Seit April 2022 hat sich der Krieg in der Ukraine, zumindest in seinen Frontlinien, nahezu vollständig auf den Donbass und den Südosten der Ukraine beschränkt. Nach dem gescheiterten Angriff auf die Hauptstadt Kiew zog sich die russische Armee damals aus dem Nordosten – anfangs noch die Kulisse der stärksten russischen Offensive – zurück.
Doch nun bereitet Putin einen erneuten Schlag auf den Nordosten der Ukraine vor – eine begrenzte Offensive im Oblast Sumy hat bereits im Mai begonnen. Innerhalb weniger Wochen ist Russland dort teilweise bis zu sieben Kilometer hinter die ukrainische Grenze vorgestoßen – am Dienstag hielt man in der Oblast bereits rund 150 Quadratkilometer ukrainischen Boden.
Das ukrainische Center for Defense Strategies (CDS) vermutet als mittelfristiges russisches Ziel, möglichst bald in die Nähe des Oblastzentrums Sumy – das sich nur rund 25 Kilometer von der russischen Grenze entfernt befindet – vorzudringen, um dieses mit Artilleriebeschuss erreichen zu können. Kommt die russische Artillerie in zwölf bis 15 Kilometer Nähe an Sumy heran, wäre ein Beschuss der Stadt möglich. Später möchte man die Stadt offenbar einnehmen – auch wenn das, laut dem CDS, derzeit noch unwahrscheinlich ist.
Bereits jetzt wird Sumy vermehrt zum Ziel von russischen Luftangriffen. Nach Raketenangriffen auf die Stadt starben am Dienstagmorgen laut ukrainischen Angaben mindestens drei Menschen, mindestens 16 sollen verletzt worden sein. Der ukrainische Präsident Wolodymyr Selenskyj bezeichnete den Beschuss auf seinem Telegram-Kanal als „bestialisch“.
Mittlerweile sind in der Region um Sumy rund 50.000 russische Truppen im Einsatz – diesen stehen bereits ausgedünnte ukrainische Verteidigungslinien gegenüber. Seit Wochen berichten Militäranalysten von der Vorbereitung einer Sommeroffensive durch Russland. Diese könnte sich auch zu einem beträchtlichen Teil in Sumy abspielen – der Hauptfokus könnte jedoch immer noch vor allem auf dem Donbass liegen, wo die russische Armee auch zuletzt bereits wieder etwas stärkere Geländegewinne verzeichnen konnte.

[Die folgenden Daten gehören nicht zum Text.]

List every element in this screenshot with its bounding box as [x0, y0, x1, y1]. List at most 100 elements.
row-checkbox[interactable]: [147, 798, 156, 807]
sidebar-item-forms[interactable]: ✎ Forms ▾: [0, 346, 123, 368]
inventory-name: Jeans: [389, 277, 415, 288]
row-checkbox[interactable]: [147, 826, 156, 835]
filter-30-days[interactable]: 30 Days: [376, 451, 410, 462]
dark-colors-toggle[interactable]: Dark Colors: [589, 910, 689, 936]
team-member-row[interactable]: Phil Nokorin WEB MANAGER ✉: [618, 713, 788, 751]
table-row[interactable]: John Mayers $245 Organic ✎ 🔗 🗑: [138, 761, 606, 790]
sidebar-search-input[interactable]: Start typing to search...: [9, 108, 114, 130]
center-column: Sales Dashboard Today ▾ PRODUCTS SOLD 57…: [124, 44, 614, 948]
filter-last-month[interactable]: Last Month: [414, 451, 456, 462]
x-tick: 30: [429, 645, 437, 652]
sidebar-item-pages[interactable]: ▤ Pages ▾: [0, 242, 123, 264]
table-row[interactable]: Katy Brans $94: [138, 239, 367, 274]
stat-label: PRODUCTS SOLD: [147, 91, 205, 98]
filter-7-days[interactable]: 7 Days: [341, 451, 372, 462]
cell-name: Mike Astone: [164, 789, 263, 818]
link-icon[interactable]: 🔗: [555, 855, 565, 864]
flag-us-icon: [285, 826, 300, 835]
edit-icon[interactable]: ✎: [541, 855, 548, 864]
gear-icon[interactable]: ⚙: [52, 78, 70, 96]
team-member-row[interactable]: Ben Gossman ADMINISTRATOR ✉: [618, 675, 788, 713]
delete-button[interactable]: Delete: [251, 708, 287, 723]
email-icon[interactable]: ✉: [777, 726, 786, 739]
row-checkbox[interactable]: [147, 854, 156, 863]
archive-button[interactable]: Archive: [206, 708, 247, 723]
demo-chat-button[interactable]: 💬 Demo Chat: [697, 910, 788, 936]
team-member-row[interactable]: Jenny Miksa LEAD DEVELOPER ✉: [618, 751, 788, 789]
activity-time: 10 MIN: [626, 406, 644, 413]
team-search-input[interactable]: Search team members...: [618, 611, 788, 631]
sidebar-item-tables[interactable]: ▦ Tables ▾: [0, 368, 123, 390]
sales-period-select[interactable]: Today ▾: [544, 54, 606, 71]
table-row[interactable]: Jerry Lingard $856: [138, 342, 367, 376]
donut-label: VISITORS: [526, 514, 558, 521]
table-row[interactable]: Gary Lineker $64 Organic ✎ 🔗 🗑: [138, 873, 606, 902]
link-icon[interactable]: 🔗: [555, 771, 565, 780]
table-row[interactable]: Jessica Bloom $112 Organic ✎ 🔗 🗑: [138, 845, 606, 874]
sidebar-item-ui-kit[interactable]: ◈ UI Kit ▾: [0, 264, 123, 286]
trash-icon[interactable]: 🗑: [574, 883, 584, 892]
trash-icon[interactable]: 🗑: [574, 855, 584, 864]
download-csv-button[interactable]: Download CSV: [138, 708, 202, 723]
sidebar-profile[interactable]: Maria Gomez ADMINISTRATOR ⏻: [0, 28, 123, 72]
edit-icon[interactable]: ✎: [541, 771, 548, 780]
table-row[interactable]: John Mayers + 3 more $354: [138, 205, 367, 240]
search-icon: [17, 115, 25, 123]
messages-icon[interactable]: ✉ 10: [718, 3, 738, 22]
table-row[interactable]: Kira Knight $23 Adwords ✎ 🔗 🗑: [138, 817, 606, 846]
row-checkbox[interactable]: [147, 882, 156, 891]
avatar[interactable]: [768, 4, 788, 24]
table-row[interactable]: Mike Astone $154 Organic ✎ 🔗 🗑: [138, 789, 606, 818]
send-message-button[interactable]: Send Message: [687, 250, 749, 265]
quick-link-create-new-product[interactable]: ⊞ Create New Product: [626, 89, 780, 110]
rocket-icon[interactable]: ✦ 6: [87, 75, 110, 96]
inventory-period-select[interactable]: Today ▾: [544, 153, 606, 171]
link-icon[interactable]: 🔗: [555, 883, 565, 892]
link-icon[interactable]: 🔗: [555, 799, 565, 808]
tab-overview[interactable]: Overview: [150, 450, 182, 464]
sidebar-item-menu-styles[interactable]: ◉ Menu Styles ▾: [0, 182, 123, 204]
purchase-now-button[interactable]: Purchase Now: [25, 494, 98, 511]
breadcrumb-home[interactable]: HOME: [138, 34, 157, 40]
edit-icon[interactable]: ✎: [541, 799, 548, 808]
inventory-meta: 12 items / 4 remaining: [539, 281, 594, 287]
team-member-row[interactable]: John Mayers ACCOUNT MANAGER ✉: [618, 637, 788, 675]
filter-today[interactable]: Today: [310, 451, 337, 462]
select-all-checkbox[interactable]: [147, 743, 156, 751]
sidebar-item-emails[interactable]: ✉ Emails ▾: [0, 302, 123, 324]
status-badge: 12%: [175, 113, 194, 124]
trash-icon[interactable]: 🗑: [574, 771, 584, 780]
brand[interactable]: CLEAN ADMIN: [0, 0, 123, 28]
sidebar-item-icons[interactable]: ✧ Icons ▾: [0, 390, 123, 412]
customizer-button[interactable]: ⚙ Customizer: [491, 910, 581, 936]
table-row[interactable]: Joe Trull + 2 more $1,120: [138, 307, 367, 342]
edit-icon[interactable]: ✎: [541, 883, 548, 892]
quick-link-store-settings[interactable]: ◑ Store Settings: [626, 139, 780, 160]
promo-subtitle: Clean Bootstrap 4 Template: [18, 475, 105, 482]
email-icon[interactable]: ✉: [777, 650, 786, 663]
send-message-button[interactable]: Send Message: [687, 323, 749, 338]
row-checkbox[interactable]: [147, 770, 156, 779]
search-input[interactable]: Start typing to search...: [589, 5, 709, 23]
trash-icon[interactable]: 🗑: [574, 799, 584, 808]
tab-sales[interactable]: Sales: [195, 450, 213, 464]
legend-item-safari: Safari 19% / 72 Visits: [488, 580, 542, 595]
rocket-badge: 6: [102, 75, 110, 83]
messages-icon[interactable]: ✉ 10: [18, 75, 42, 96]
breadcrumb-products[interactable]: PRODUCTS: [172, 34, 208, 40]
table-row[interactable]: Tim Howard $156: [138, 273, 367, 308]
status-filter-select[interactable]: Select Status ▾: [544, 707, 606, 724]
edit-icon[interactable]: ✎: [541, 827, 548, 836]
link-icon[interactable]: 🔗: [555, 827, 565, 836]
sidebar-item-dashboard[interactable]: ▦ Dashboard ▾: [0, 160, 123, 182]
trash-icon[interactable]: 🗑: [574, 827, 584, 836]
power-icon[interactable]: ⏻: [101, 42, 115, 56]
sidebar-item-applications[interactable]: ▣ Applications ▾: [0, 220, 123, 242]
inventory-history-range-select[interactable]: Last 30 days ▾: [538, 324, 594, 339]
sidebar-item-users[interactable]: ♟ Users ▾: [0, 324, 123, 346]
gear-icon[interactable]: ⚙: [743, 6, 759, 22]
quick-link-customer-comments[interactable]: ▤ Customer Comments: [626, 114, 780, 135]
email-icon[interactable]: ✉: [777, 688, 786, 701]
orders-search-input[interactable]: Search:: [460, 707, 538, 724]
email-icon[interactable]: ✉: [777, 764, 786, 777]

Dass die Offensive ausgerechnet in Sumy stattfindet, ist wohl kein Zufall – von dort aus hatte die ukrainische Armee ihren Vorstoß in russisches Territorium im vergangenen August gestartet. In der Oblast Kursk nahm man mehrere Ortschaften ein. Erst bis Mai konnten die ukrainischen Truppen fast vollständig aus dem Gebiet zurückgedrängt werden.
Der Schock, der in Russland nach dem ukrainischen Vorstoß herrschte, war für das russische Regime heikel. Nach einem Besuch in Kursk kündigte der russische Präsident Wladimir Putin deshalb an, eine Pufferzone an der Grenze einrichten zu wollen – freilich in ukrainischem Territorium.
Gleichzeitig erschwert der neuerliche Vorstoß die ohnehin schon komplizierten Friedenspläne von Trump. Die letzte Verhandlungsrunde in Istanbul ist erst am Montag bereits nach einer Stunde erfolglos vorbeigegangen.